Does D have too many features?

Timon Gehr timon.gehr at gmx.ch
Sun Apr 29 10:59:30 PDT 2012


On 04/29/2012 05:17 PM, H. S. Teoh wrote:
> On Sun, Apr 29, 2012 at 02:35:07AM -0400, Nick Sabalausky wrote:
>> "Timon Gehr"<timon.gehr at gmx.ch>  wrote in message
>> news:jnhpvv$ih4$1 at digitalmars.com...
> [...]
>>> Implementing a compiler is probably harder for D, because of the
>>> interplay of forward references, CTFE and compile time
>>> introspection.
>>
>> Those make D more difficult to implement than many languages, but
>> OTOH, AIUI, C++ has some real nightmarish details with templates and
>> even just simply parsing. Probably some other bizarre cruft, too.
>> IIRC, I think Walter's occasionally mentioned something about
>> the...overload rules?
> [...]

C++ implementation complexity is incidental.

>
> It has been said that C++ cannot be lexed before it's parsed.  Before
> C++11, for example, this is invalid:
>
> 	std::vector<std::vector<T>>  nestedList;
>
> Instead, you have to write:
>
> 	std::vector<std::vector<T>  >  nestedList;
>
> Fortunately they fixed this in C++11. But now you have another problem:
>
> 	std::vector<myTemplate<T>>1>  nestedList;
>
> Whether or not this is valid depends on whether T is a type name or a
> variable name

I think it is never valid.

> (e.g., if myTemplate takes an int parameter). But how is
> the lexer even supposed to know whether the>>  should be a right shift
> operator or two right angle brackets? It has to understand the
> _semantics_ of T before it can even lex the thing.
>

A D compiler has to semantically analyse the code without full 
information about which symbols are declared, (getting the full set of 
declared symbols is actually an ill-defined problem because conditional 
compilation is Turing complete and can already depend on any declared 
symbol or even on the fact that a certain symbol has _not_ been 
declared).
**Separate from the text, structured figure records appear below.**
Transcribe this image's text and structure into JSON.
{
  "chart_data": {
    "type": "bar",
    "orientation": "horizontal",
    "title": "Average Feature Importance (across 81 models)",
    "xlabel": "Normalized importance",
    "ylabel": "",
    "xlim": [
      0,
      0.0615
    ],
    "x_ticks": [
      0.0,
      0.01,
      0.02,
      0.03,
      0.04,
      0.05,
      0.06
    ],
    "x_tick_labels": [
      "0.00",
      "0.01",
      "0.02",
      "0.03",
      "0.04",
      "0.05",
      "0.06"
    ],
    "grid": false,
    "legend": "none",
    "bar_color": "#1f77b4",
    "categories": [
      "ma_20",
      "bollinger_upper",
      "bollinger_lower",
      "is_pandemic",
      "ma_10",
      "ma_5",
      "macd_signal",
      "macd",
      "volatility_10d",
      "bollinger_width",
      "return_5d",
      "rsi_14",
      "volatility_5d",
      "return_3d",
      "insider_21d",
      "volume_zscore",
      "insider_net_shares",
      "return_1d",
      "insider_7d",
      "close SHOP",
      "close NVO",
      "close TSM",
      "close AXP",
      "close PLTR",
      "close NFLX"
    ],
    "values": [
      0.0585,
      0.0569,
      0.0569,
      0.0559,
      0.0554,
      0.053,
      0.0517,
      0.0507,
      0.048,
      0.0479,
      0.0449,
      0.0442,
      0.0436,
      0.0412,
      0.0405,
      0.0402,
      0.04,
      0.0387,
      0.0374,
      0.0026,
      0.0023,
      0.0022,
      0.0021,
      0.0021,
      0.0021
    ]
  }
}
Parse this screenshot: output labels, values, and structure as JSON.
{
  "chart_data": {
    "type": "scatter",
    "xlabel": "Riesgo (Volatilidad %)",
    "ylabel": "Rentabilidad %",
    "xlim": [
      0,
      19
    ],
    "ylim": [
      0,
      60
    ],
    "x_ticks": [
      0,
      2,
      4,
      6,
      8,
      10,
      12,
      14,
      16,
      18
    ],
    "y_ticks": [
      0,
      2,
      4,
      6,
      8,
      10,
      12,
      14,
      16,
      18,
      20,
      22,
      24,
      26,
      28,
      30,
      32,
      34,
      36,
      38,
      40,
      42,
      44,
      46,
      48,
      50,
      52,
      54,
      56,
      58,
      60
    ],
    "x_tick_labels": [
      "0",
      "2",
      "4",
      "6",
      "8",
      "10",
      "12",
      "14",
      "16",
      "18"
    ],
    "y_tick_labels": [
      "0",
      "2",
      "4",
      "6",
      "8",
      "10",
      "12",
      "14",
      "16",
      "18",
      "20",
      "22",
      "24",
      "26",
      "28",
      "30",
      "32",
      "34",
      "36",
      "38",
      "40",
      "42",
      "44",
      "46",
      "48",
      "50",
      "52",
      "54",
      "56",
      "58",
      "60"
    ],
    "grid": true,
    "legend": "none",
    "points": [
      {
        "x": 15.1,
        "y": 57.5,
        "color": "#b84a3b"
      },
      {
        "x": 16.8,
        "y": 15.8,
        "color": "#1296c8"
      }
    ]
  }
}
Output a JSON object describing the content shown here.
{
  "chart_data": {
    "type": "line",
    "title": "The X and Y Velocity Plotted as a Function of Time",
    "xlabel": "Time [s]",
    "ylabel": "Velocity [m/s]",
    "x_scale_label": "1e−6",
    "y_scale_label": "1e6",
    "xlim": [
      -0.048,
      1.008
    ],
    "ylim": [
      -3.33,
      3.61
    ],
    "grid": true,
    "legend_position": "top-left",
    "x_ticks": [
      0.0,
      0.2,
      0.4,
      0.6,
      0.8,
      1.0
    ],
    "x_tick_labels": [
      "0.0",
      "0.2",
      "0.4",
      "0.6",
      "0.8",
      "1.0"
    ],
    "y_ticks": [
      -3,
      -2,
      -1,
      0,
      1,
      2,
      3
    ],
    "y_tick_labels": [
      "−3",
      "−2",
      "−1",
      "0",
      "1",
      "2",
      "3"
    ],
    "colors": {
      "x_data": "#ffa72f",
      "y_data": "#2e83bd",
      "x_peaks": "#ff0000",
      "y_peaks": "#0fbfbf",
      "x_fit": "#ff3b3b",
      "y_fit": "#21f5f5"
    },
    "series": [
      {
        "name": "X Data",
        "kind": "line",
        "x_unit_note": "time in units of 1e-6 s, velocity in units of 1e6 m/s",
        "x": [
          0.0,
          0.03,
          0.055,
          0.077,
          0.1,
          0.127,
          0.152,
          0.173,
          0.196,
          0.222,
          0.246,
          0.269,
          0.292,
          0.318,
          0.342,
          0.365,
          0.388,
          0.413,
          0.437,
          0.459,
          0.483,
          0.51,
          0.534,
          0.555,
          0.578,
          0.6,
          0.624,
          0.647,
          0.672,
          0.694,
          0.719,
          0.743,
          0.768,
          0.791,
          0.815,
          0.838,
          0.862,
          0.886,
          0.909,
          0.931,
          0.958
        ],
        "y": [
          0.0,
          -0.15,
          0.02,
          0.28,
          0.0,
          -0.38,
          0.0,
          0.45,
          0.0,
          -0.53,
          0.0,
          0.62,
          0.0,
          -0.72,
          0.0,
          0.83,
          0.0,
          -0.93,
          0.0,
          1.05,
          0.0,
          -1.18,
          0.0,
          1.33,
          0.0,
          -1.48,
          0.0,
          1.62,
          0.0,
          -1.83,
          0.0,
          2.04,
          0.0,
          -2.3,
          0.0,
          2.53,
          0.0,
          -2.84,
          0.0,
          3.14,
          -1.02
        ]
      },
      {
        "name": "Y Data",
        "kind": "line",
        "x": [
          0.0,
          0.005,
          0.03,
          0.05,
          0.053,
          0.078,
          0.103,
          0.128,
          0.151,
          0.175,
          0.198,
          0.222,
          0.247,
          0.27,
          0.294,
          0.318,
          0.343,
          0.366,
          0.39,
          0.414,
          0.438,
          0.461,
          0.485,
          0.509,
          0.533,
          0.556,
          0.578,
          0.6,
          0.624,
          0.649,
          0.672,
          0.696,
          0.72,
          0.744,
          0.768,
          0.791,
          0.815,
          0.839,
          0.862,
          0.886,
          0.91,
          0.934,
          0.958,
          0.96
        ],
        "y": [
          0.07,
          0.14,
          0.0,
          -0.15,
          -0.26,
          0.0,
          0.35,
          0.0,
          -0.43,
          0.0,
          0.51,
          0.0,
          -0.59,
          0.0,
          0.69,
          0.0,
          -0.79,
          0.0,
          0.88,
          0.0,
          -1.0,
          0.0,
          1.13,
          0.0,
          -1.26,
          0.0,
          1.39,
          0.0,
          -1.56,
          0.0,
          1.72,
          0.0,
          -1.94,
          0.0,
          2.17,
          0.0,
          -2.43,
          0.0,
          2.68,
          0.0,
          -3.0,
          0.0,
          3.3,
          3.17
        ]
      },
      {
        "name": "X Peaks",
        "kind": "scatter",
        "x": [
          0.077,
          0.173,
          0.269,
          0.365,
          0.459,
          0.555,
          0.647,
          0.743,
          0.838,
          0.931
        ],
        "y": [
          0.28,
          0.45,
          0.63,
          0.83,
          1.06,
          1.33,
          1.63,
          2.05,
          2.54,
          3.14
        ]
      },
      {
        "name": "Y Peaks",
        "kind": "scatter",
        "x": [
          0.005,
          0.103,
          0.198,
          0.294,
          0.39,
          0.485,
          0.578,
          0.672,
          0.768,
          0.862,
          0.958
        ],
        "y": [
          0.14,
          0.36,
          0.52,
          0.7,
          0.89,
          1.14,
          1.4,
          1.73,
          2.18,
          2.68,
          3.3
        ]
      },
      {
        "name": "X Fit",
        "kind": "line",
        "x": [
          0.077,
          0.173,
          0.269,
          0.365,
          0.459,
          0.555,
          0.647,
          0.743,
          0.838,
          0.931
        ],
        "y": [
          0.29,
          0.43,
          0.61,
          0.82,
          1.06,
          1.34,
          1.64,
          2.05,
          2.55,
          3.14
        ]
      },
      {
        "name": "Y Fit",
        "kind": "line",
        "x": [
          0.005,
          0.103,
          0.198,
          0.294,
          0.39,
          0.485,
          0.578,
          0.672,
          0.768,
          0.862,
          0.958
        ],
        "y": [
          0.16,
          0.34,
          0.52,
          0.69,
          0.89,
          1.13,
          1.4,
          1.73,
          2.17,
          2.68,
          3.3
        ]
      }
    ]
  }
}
There might also be ambiguities or contradictions in the code 
that a compiler should detect.

There is no mention of this issue or its (necessarily conservative and 
somewhat arbitrary) solution in the language documentation. DMD does not 
solve the problem, but just fails in funny ways when faced with a 
non-trivial instance of it.

C++ does not have such issues at all because it disallows forward 
references!


Don't get me wrong, I think this is rather awesome. But I predict it 
will be somewhat of a roadblock for getting the language into a stable 
state.


> I read somewhere that one of D's goals was to be able to lex the
> language without requiring semantic knowledge in the lexer.

This is required in order to have forward references.

> You have no idea

I do.

> how much such a seemingly-obvious concept can save hours, days,
> nay, months and years of frustration in compiler implementation.
>
> So you think D is hard to implement? We have barely even begun to delve
> into the insane convolutions of C++. You'll start to have some real
> hair-tearing sessions once you start getting into implicit conversion
> rules

Well, again, DMD does not get those right. And there is some black magic 
in that area, because the implicitly-converts-to-relation is from 
expressions to types instead of from types to types. (which is awesome 
of course, but it is complex to get right).

Try this (this *should* compile).

pragma(msg, typeof(1?[[]]:[[1]]));
pragma(msg, typeof(1?1?[[]]:[[]]:[[1]]));
pragma(msg, typeof([[[]],[[]],[[1]]]));

class C{}
static C[] c = [null];
pragma(msg, typeof([[null],[new C]]));


> and template best-match algorithms. Be glad, be very glad that we
> have D instead of C++!
>

static if(!is(typeof(foo))) enum bar = 1;
static if(!is(typeof(bar))) enum foo = 1;


In D, most of the complexity stems from its advanced features, while in 
C++ a lot of the complexity is merely incidental.